Apfa has been holding meetings with Fos about concerns advisers have expressed over decisions the service has been reaching.
The director general of Apfa, Chris Hannant, said there were several issues his trade body would like to have clarified by Fos to ensure there was fairness in the system.
One of these is the splitting of cases – for example, in instances where husbands and wives both put forward complaints – meaning the £150,000 compensation limit is bypassed.
Mr Hannant said: “In general there are concerns, such as cancellation of the compensation or splitting of cases, or advisers trying to get a conversation with the adjudicator to present their side of the case.
“The adjudicator’s role is to be even-handed, and some IFAs we have spoken with say they can’t get hold of the adjudicator to explain to them over the phone as well as put it into writing.
“One thing I would say to advisers out there is that we always need the evidence – details about specific cases – because without details like this we cannot demonstrate any evidence of bad decisions.”
Mr Hannant said he was having an “ongoing conversation” with Fos and had met with some of the service’s representatives.
According to the Fos Annual Review for 2014/15, complaints about IFAs made up only 1 per cent of the 329,509 total complaints to the service – the lowest of any financial sector.
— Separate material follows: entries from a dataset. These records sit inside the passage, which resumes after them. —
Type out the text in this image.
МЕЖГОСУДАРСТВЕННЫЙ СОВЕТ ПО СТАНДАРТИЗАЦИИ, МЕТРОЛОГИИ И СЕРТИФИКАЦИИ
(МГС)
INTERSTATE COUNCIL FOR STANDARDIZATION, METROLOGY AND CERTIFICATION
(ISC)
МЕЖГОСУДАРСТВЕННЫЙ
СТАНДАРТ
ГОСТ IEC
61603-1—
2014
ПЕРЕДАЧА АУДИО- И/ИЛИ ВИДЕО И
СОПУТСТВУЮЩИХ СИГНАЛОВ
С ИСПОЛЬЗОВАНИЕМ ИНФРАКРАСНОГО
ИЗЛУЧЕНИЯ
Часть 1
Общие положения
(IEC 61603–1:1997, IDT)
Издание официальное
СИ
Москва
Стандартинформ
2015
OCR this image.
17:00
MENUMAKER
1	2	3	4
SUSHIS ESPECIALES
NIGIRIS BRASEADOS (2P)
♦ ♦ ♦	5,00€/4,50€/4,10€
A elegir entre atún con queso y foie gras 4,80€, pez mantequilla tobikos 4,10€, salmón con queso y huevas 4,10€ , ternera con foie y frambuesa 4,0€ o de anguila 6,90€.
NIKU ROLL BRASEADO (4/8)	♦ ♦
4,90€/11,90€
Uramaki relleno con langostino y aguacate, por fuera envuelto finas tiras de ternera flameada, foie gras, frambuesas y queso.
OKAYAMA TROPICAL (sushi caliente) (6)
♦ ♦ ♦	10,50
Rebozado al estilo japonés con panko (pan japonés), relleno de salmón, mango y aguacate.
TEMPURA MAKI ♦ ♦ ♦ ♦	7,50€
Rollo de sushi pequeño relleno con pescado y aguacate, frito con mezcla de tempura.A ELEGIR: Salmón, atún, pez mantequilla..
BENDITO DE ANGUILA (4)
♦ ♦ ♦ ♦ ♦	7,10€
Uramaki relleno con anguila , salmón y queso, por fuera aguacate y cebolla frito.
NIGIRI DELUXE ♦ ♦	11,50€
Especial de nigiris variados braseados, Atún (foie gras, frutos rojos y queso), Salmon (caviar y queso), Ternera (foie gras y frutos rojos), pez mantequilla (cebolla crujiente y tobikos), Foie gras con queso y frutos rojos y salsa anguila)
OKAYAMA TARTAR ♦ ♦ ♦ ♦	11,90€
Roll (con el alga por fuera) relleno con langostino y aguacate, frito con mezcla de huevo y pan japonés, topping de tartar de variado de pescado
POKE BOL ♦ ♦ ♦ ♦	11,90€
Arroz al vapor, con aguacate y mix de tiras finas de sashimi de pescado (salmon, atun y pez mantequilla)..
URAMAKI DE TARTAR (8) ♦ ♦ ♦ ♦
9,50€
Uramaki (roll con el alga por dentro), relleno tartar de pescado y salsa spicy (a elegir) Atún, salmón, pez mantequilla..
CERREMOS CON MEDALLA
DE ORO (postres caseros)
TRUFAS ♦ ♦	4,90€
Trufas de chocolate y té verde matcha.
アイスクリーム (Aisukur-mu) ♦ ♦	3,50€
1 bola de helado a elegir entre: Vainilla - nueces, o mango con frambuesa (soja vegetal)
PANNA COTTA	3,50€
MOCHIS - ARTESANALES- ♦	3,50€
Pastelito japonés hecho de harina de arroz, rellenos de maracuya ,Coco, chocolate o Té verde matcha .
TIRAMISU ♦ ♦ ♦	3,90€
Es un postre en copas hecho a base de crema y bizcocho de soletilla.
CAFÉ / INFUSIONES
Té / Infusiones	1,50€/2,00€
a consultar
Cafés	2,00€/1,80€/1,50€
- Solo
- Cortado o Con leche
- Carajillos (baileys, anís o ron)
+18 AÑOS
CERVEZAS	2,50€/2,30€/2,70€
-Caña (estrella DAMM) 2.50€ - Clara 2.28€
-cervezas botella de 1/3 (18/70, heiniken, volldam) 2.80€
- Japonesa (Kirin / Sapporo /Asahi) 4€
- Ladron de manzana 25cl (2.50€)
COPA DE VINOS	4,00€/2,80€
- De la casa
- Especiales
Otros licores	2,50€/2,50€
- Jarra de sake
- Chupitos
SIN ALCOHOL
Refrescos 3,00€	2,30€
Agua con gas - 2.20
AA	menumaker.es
Banks were the highest complained-about sector.
Of the IFA complaints, only 39 per cent were upheld by an ombudsman or an adjudicator.
Right to reply
Fos spokesman Lena Nunkoo said: “We always try and keep an open dialogue and have regular conversation with the different trade associations – Apfa being one of them.
“More generally, sometimes during the initial conversation with a consumer or business it becomes apparent that there are several different issues going on which have led to the problem.
“Occasionally, it may be that these separate issues can be complex and far better addressed separately, or that they need to be sent to different specialist areas to be properly looked at.
“From our perspective we take a neutral stance, and are as happy to speak to businesses in complaints as we are consumers.”